I haven't really read much of Cohen's book yet, but I remember seeing a chart that made a hierarchy of friends to help with healing. The idea was that gay friends are okay, but SSA (resisting gay) are more healing, straight friends are even better, and straight friends who know you struggle with SSA are the best. There was a rationale there, but I prefer to leave out the context to spur ridiculous comments. ;-)
So, I ask myself this evening, where do virtual friends fit in? My one and only gay date was found online. I've been propositioned online. I've heard that folks even get propositioned in support groups (e-mail groups as well as in-the-room group therapy). Unfortunately, I've heard of a lot of heartache resulting from cyber hookups--sometimes long-term. What do virtual friends have to offer besides temptation?
For one thing, they're my only support option in some ways. If I want gay companionship, I can knock on the wall and have the gay man who lives next door come over and be my friend, but he just thinks I'm a Mormon prude (and I really have tried to be nice to him... I guess I just reek of orthodoxy). And the fact that he's constantly inviting over calendar boys doesn't bode well for me. There's no Evergreen group within hours of here. Who am I supposed to talk to?

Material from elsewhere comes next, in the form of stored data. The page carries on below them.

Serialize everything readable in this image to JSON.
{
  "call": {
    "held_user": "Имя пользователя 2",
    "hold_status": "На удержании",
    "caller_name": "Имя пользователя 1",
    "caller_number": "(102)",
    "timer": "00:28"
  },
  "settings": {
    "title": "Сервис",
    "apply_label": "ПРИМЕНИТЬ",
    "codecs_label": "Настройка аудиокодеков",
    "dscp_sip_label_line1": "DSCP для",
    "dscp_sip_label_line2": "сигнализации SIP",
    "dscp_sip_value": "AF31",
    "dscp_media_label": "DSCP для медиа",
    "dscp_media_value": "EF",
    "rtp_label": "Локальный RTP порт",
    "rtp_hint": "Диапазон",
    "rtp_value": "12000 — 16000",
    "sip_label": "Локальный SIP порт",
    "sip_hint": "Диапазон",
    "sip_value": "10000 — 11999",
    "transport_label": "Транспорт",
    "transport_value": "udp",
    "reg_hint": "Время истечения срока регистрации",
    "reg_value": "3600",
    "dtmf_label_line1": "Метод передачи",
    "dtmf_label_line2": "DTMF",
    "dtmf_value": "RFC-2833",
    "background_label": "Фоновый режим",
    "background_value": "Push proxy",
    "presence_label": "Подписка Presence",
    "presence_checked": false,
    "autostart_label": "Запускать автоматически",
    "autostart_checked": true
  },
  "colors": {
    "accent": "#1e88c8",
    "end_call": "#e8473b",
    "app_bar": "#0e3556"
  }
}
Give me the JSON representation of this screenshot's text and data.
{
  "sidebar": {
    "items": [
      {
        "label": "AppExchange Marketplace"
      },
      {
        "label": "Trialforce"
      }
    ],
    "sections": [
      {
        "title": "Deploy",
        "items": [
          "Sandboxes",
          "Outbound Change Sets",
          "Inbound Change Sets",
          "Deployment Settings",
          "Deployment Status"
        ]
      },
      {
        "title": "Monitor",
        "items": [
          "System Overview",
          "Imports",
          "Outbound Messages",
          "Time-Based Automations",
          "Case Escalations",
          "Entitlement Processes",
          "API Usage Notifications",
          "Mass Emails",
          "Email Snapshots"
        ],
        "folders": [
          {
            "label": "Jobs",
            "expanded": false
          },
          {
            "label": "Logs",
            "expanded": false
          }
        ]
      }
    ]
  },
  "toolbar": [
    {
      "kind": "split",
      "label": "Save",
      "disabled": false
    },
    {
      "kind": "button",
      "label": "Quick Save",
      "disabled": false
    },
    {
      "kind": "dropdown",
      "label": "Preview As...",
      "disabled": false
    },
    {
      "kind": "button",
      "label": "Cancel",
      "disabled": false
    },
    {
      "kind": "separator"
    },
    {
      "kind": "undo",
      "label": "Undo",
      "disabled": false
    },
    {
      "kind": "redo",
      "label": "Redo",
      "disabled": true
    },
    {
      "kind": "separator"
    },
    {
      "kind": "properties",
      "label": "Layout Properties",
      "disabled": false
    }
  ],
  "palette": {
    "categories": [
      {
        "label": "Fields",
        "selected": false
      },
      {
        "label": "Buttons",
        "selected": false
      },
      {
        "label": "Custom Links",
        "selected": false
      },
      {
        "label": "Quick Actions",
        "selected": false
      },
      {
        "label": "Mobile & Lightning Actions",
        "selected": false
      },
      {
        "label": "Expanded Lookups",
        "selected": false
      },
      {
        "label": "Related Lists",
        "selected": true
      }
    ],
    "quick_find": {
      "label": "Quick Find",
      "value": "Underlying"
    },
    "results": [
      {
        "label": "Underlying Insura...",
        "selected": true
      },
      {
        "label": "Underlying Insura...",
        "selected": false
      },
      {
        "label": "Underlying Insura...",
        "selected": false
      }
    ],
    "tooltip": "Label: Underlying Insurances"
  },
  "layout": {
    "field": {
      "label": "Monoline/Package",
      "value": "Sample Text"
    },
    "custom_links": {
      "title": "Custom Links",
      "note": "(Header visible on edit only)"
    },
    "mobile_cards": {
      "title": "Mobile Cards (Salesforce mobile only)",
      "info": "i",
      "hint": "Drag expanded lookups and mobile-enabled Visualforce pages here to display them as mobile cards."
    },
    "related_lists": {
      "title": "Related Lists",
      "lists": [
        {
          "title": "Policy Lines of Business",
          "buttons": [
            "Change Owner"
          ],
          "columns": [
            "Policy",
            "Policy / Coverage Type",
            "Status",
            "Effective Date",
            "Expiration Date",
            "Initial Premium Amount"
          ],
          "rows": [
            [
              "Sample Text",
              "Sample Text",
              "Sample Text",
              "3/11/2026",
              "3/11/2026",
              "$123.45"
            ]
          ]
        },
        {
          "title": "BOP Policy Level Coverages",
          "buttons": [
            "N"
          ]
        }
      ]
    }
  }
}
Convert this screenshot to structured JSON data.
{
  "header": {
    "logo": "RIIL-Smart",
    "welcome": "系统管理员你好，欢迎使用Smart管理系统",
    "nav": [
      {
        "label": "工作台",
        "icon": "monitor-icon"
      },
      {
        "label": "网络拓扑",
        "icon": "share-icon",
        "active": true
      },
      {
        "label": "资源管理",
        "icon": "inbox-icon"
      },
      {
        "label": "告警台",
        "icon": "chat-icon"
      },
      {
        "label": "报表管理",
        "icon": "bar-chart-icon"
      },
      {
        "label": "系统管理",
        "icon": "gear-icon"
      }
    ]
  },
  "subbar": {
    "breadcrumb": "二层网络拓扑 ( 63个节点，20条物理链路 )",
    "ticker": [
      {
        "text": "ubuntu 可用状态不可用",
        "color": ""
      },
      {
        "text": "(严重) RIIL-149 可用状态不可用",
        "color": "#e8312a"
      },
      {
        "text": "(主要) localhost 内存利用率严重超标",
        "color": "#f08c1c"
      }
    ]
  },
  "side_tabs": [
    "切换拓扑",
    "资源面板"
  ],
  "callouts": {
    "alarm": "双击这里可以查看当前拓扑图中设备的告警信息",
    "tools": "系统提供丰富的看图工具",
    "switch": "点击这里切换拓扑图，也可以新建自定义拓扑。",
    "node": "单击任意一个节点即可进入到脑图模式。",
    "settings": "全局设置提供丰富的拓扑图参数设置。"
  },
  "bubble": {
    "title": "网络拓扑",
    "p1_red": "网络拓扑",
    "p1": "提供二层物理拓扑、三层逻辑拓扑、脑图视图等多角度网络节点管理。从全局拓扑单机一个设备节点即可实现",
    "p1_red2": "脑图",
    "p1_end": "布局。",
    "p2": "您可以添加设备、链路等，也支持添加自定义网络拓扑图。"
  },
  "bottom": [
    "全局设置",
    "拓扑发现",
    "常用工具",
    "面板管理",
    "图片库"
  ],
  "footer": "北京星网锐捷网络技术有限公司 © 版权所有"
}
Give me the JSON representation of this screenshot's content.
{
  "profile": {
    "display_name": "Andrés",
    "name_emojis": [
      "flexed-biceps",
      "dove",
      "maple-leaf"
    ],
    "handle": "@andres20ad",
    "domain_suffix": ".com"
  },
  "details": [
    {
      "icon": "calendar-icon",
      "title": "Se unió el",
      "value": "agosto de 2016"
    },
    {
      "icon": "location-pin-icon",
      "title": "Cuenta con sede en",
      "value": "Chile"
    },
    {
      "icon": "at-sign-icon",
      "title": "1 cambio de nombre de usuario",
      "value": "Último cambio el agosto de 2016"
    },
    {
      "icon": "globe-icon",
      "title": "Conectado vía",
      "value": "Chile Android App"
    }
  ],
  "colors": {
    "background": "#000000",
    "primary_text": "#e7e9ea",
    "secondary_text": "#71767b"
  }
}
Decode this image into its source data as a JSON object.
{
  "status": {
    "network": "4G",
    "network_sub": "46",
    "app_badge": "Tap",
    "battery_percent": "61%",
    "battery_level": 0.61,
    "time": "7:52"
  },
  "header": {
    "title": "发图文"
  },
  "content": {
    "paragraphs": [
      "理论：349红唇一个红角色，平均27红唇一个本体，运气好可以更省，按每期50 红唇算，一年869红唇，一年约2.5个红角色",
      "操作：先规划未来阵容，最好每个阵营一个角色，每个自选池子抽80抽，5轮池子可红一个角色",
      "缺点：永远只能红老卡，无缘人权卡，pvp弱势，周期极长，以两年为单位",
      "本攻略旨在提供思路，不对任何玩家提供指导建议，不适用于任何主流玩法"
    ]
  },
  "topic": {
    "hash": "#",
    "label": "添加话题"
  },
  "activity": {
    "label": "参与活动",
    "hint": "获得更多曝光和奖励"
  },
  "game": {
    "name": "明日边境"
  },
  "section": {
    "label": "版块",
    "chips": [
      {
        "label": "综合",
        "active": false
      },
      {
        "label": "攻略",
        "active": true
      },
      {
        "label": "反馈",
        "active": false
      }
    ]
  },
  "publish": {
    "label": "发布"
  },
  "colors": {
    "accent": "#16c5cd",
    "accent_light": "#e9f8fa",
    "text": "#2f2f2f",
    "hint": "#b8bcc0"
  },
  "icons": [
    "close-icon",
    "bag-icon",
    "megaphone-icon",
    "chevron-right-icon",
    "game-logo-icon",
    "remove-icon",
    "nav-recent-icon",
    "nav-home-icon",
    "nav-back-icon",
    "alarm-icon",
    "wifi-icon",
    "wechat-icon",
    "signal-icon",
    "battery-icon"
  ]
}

My discretionary time is about to vanish. Soon. How can I keep up with the chats, the comments, the posts, the e-mails? Cyber friends (sounds way better than "virtual" as it turns out) take a lot of time even when you type fast.
Well, who knows where it will all go. But to each of you who have offered your insights through comments, e-mails, and chats, thank you so much for your friendship. I think I'm a better man for it.